Und nun der Schock. Genau dieser George Packer weilte für längere Zeit in Berlin und er kam nicht, um einen Preis abzuholen, sondern er widmete sich seinem Beruf. Packer beobachtete das politische Berlin in seiner gewohnten professionellen Art. Das Ergebnis ist leider keine Schmeichelei. Wie spiegel online berichtete, auch das zu erwähnen gehört zum Stil, war George Packer sogar entsetzt über das, was sich vor ihm ausbreitete.

Zum einen beobachtete er die Kanzlerin. Er versuchte zu entschlüsseln und stellte fest, dass diese eigentlich überhaupt keine Politik betreibe. Vergeblich suchte er nach politischen Kernaussagen, mit denen ein irgendwie auch geartetes Programm beschrieben werden könnte, aber er fand nichts. Packer stellte fest, dass sich die Kanzlerin der Bundesrepublik Deutschland auf minimale Aktionen zur Sicherung der Macht reduzieren lässt. Dabei, und das die zweite, Entsetzen auslösende Beobachtung des amerikanischen Journalisten, lässt das Volk sie gewähren und ist nicht einmal irritiert. Solange sich Mehrheiten in einer Bequemlichkeitszone befinden, sind sie bereit, sich das Wesen der Demokratie sukzessive abkaufen zu lassen.

Die dritte Erkenntnis, die George Packer im politischen Deutschland sammelte, war allerdings die, die ihn als Journalisten am meisten schockierte. Die Journalisten in Deutschland, so sein Fazit, nehmen den Prozess der De-Demokratisierung hin wie ein Naturereignis.
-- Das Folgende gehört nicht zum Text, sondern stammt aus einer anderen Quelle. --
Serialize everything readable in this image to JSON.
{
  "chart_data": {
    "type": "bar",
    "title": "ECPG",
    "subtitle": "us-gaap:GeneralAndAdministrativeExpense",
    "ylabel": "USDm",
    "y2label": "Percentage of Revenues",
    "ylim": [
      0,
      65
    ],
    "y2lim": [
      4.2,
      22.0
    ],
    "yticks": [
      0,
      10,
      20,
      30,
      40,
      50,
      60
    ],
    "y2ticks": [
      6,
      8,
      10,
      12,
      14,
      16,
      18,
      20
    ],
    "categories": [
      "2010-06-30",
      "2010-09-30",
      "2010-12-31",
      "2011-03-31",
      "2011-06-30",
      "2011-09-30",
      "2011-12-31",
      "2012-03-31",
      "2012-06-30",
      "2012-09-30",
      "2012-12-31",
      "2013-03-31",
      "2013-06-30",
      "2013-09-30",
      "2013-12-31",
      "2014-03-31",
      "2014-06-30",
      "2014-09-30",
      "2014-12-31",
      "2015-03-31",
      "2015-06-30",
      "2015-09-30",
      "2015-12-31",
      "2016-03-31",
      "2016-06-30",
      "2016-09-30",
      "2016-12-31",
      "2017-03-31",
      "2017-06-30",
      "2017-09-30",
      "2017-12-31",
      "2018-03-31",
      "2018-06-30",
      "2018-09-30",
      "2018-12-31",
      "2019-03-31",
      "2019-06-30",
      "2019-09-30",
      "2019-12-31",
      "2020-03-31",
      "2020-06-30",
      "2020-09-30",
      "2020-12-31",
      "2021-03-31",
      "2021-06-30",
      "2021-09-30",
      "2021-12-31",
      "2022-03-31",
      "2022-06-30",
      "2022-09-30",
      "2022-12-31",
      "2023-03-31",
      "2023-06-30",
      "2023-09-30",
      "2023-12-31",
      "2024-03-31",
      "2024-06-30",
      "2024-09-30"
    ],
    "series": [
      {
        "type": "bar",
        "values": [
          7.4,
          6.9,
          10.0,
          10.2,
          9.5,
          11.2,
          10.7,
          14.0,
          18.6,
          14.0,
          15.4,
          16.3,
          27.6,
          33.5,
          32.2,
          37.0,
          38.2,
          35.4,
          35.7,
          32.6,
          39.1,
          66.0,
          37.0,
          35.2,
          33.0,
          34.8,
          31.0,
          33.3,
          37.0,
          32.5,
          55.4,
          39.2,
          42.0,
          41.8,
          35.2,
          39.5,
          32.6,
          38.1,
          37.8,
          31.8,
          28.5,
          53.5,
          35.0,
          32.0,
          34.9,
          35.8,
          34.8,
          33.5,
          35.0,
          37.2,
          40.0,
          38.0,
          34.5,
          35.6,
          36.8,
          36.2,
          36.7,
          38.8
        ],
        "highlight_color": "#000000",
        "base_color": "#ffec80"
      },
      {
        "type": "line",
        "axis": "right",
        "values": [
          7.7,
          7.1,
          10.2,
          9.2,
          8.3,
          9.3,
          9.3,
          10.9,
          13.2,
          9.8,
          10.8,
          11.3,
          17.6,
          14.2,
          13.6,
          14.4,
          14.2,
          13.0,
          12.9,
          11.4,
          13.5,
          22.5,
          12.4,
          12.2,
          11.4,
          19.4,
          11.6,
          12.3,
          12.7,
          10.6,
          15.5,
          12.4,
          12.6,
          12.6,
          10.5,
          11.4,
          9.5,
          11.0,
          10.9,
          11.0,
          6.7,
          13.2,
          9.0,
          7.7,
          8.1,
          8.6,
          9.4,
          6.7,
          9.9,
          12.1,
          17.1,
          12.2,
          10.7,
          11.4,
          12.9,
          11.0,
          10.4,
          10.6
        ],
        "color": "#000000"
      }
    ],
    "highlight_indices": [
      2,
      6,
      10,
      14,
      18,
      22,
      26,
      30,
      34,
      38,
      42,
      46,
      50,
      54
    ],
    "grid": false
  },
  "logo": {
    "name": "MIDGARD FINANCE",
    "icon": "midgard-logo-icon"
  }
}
Schlimmer noch, die meisten, die er traf, schienen sogar die Machtmaschine Merkel gewählt zu haben. In weiteren Deutungen tut sich der Landesfremde allerdings schwer. Er selbst sucht Erklärungen in der Geschichte Deutschlands, in der Nazi-Diktatur, dem verlorenen Krieg, der DDR etc. Da entpuppt er sich dann doch als ein Amerikaner, der zu wohl wollend auf jene blickt, die mit der Demokratie nicht soviel am Hut haben. Der Stillstand, der sich in Machterhalt manifestiert, ist keine Erfindung Merkels. Insgesamt bringt es die Republik jetzt auf mehrere Jahrzehnte, in denen der von Packer beschriebene Prozess vonstatten ging. Das Fazit, das der Amerikaner nicht zieht, ist aber notwendig. Das Einmischen muss sich verstärken, der Widerspruch lauter werden und der Journalismus, der muss regelrecht gerettet werden. Sein Zustand ist Symptom des Stillstandes. Seine Re-Vitalisierung für eine Demokratisierung lebenswichtig.